Monday, July 28, 2014

Birthday Blessings-My Dad's Voice

My Dad called me to wish me a Happy Birthday. I always love to hear his voice, but unfortunately...he can't always hear mine. He's struggled with his hearing for the last 15-20 years or so. It's so bad. I can tell when he doesn't hear me because there's either dead silence...while he tries to put together in his mind what he thinks I said...or he'll say, "oh, okay."

This ain't my first rodeo. Joshua has some hearing loss as well. I am used to the things he does to try and cover up or compensate for it. So when I hear my Dad say, "oh, okay" after I've gone into a lengthy description of our weekend or our plans, trying to answer the question he has just asked me...I know he didn't hear me. I don't know what he is able to make out on any given day. I usually try to talk to his wife and tell her all the news...and then when he gets on the phone, I can just skim over things without too much detail, and count on Clara to fill it all in later.

But yesterday, on my birthdayhe just wanted to hear my voice.

I am learning to slow down and listen. Joshua helps me with that. Sometimes, I get tired of having to repeat myself over and over, and I feel like snapping at him. Not gonna lie...it's happened, and then I always feel terrible. He can't help the fact that he can't always hear what's going on. Hearing aids are probably in his future. I'm just trying to put it off as long as possible, because as long as he CAN function without them and isn't missing too much, it's okay. When HE starts getting frustrated, then it will be time.

So, with my Dad, I'm trying to apply the same tenderness and understanding that I use with Joshua. My Dad can't help the fact that he can't hear. He does have aids, but his hearing went down so fast that they really aren't much help...and he knows it. And he's frustrated.

He used to enjoy talking to my kids on the phone. Logan, especially, and Clark...they would call him from time to time to visit. They would always call him on Memorial Day and Veteran's Day...because my Dad was in the military. I remember the first time Logan called my Dad on Veteran's Day. My Dad said, "I think that's the first time anyone has ever called and wished me a Happy Veteran's Day and thanked me for my service."

So now, with my Dad, it's hard for him to hear over the phone...so we write and we email and we Facebook...and that's mainly how we keep in touch.

But it's not the same as hearing his voice.

And it's not the same as him hearing MY voice.

As with everything in my life, God uses the simple things to teach me big things.

Like the importance of listening. My Dad can hear pretty well if we are sitting sitting side-by-side, or across from each other. He can hear pretty well if we are in my home, or his. He cannot hear if we are in a restaurant or crowded place because of the background noise.
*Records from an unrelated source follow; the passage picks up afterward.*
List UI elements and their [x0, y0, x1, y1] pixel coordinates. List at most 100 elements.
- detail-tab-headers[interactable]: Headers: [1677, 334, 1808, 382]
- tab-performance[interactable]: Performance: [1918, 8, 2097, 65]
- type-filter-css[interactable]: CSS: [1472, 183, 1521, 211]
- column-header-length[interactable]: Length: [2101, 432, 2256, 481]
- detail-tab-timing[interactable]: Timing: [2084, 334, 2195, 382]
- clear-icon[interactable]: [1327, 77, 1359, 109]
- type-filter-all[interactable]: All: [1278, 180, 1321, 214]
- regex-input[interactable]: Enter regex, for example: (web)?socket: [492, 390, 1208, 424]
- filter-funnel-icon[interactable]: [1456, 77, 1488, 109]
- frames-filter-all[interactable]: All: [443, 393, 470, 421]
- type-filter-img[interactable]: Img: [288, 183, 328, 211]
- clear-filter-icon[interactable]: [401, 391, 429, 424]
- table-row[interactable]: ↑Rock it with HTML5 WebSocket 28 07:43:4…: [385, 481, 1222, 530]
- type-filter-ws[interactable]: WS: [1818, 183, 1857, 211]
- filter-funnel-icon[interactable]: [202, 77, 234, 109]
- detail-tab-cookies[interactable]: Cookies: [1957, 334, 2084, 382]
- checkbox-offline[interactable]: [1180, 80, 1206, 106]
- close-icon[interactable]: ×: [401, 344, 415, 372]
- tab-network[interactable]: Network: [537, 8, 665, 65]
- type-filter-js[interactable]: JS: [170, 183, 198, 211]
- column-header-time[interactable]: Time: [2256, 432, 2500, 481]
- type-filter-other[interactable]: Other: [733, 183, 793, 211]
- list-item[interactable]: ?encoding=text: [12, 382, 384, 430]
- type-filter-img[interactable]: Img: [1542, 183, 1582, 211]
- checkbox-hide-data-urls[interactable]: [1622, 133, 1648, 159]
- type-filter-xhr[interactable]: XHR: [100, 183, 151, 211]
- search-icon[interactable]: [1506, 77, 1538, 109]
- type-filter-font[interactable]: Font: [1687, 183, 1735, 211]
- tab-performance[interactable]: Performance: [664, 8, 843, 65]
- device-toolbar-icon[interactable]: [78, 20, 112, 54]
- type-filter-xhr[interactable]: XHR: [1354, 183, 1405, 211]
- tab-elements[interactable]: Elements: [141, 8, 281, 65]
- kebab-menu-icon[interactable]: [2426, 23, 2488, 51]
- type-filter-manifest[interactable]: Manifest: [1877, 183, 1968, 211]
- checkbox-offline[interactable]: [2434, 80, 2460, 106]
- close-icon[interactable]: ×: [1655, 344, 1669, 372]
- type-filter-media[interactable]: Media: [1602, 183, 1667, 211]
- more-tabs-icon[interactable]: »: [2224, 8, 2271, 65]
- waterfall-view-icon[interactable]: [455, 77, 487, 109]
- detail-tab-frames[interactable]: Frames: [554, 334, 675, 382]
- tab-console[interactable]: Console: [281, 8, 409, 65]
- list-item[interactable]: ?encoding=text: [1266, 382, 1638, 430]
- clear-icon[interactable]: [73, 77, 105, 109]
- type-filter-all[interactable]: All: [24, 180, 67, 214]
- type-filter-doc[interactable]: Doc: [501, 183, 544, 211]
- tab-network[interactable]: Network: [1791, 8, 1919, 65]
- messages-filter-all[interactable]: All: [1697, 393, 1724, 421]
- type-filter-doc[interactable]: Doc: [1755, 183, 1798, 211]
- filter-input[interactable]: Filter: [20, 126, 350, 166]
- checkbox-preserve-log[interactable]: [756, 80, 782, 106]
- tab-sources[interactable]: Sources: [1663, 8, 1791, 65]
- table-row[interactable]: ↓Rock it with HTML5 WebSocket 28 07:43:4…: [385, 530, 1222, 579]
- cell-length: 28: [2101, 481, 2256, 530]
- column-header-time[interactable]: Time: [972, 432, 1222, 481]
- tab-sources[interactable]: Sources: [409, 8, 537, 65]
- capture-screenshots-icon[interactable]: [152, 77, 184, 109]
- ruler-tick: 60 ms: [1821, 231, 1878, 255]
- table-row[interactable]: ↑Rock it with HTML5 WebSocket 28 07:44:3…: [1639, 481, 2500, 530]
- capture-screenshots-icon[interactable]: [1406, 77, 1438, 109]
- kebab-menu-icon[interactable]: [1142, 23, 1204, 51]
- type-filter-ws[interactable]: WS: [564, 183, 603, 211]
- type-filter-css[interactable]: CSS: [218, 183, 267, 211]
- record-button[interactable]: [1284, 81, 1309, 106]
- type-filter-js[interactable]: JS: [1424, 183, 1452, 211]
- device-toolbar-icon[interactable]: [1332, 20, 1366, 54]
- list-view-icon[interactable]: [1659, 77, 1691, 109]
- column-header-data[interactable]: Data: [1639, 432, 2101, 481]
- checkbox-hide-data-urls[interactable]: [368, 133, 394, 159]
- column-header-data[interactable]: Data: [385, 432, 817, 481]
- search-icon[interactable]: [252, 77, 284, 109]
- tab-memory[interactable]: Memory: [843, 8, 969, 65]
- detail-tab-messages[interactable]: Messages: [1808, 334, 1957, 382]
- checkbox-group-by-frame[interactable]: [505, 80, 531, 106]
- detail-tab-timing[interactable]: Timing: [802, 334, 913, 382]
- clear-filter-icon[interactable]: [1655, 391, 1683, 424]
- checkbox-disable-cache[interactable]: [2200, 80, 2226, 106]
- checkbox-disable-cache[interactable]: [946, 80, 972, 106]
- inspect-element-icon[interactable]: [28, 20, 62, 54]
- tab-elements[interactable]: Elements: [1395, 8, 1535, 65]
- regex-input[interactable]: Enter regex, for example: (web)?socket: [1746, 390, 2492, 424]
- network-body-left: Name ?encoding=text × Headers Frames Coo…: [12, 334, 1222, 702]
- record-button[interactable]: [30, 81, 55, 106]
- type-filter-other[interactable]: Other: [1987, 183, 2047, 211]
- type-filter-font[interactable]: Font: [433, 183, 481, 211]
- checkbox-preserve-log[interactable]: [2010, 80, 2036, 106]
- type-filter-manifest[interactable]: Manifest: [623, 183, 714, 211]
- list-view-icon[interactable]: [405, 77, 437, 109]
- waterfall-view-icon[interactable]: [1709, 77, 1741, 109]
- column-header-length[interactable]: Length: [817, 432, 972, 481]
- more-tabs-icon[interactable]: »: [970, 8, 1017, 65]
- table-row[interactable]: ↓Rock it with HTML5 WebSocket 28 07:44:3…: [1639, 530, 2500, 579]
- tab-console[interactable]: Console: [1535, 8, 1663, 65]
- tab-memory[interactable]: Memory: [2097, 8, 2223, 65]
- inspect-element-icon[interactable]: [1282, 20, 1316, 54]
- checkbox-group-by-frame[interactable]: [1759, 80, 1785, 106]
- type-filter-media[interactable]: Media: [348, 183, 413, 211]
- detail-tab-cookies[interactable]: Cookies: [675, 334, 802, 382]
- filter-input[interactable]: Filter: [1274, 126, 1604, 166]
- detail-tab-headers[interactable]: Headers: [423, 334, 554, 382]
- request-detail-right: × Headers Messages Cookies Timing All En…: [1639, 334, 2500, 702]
It's important to clear out all the "stuff" in the background. When I call my Dad, I make sure that I'm home alone...or that I'm back in my room alone. I turn off the TV. I shut the door. I want it to be quiet. I am anticipating...I am concentrating...I am intentional about preparing to hear his voice...and letting him hear mine.

It's important to slow down. When my 4 kids were little, I moved at the speed of light. One year, they all went to different schools. FOUR different schools. That was a logistical nightmare. Now that I just have Joshua and Clark at home, and Clark is the only one in school...things are a lot slower.
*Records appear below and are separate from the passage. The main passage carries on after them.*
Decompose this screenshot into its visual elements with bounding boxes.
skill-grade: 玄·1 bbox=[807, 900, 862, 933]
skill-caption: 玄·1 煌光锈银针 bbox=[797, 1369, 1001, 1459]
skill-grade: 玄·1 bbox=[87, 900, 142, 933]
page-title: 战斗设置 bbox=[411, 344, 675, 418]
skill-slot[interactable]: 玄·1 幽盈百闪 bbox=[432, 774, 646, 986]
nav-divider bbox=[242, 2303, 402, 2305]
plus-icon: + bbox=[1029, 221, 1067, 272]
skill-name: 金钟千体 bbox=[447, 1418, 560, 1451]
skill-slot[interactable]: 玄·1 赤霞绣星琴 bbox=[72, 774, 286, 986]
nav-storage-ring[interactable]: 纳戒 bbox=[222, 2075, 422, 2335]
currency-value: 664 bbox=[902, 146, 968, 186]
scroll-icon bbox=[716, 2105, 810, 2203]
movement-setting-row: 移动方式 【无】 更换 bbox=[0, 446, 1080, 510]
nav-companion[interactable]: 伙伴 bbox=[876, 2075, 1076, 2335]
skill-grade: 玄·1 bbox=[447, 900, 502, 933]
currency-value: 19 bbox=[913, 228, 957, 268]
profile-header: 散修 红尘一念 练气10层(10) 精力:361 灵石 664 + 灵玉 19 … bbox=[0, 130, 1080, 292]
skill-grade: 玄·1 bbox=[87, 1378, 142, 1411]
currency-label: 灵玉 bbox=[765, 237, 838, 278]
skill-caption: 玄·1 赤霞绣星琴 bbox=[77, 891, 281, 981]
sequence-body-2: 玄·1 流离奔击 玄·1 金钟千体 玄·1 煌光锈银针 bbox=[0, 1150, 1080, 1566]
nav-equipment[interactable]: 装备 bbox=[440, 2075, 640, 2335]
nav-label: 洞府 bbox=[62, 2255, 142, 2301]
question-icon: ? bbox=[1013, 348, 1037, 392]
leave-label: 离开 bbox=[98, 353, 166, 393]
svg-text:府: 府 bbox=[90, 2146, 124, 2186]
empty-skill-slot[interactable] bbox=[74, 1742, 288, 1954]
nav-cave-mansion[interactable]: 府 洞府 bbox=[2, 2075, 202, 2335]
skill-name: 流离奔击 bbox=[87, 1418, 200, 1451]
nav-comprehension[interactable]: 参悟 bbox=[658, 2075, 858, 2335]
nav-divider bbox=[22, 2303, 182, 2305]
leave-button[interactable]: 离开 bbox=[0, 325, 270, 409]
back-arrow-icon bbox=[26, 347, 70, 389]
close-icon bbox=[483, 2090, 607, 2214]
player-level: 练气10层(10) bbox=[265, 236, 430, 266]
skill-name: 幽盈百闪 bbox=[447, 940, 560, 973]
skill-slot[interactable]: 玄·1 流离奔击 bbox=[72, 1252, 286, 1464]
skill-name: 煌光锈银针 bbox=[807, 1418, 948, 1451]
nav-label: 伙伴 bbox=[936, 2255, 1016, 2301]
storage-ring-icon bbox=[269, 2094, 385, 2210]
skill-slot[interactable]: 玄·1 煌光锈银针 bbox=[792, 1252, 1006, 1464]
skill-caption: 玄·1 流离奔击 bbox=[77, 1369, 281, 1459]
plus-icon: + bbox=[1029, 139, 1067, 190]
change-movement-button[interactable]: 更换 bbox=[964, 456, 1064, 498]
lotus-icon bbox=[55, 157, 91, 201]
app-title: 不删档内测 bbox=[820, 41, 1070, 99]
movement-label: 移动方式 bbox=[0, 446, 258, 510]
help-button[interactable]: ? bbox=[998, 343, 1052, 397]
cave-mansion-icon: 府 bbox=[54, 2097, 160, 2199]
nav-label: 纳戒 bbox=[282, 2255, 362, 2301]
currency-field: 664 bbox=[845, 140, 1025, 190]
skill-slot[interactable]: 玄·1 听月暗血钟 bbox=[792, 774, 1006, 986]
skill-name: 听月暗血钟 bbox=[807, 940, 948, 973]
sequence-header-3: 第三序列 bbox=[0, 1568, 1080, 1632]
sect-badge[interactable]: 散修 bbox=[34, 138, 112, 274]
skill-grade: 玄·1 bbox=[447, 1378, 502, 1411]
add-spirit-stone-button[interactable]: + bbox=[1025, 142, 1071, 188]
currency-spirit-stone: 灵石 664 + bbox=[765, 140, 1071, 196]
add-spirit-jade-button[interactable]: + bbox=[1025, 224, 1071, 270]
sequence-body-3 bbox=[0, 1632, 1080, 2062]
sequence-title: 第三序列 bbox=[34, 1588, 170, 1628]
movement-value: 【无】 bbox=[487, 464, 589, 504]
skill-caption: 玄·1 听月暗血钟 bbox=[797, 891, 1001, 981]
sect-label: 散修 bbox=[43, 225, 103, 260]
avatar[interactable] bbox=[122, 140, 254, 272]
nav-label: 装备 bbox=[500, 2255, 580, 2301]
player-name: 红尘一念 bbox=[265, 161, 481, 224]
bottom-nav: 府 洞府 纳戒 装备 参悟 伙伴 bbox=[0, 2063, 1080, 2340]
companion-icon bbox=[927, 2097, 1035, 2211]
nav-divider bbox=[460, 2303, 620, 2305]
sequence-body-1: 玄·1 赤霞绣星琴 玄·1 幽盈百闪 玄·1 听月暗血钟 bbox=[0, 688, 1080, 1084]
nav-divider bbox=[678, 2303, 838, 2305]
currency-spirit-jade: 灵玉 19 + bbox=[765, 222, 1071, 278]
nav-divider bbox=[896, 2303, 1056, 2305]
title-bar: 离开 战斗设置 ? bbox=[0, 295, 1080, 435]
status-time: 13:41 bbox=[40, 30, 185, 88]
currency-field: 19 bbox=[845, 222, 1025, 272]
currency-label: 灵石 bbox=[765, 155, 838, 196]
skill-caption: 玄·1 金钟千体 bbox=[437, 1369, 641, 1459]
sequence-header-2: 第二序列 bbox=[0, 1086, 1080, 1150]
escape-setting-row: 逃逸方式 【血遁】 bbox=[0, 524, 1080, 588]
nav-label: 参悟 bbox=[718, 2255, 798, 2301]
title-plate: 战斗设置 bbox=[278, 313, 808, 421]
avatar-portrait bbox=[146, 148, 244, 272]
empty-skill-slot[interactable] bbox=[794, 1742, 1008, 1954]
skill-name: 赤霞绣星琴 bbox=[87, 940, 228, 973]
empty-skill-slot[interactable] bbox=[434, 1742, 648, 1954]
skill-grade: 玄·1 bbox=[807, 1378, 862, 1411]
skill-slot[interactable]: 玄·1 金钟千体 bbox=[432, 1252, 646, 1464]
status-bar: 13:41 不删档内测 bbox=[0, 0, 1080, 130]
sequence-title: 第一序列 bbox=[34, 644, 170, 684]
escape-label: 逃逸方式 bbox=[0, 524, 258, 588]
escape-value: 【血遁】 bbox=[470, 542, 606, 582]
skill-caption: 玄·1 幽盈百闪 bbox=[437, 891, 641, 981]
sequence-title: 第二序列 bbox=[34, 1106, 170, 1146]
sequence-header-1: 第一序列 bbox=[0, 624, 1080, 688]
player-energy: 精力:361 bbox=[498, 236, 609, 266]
I've written before how Joshua loves to go to the grocery with me. If I need to run in for a couple of things real quick, I try to go by myself...because he does not do quick in any way, shape, or form. And I can let that frustrate me, or I can realize it, accept it...and slow my pace down for him.

With my Dad, his life is a lot slower now. He's retired and his health prevents him from being as active as he used to be. Traveling is hard...walking is hard. Sometimes, even getting dressed...for him...is hard. My heart breaks at how his body is giving out on him. When we are all together, I encourage my kids to go sit with him and talk...and listen. He'd like to have that kind of time with every one of his kids and grand-kids, but it's not always possible. So when we are together, I stop...I sit...and I slow down to his pace. It's a privilege, really.

It's important that I make time to hear God's voice. Dr. Henry Blackaby (Experiencing God) teaches that God speaks to us by the Holy Spirit through the Bible, prayer, circumstances and the church to reveal Himself, His purposes and His ways. But we can't hear His voice if we aren't prepared...if we aren't intentional with creating that time...if we don't block out the background noise and all of the distractions.

If we aren't expecting and anticipating that we will hear from Him.

I want to hear His voice.

"...but the LORD was not in the wind. After the wind there was an earthquake, but the LORD was not in the earthquake. And after the earthquake there was a fire, but the LORD was not in the fire. And after the fire, there was the sound of a gentle whisper."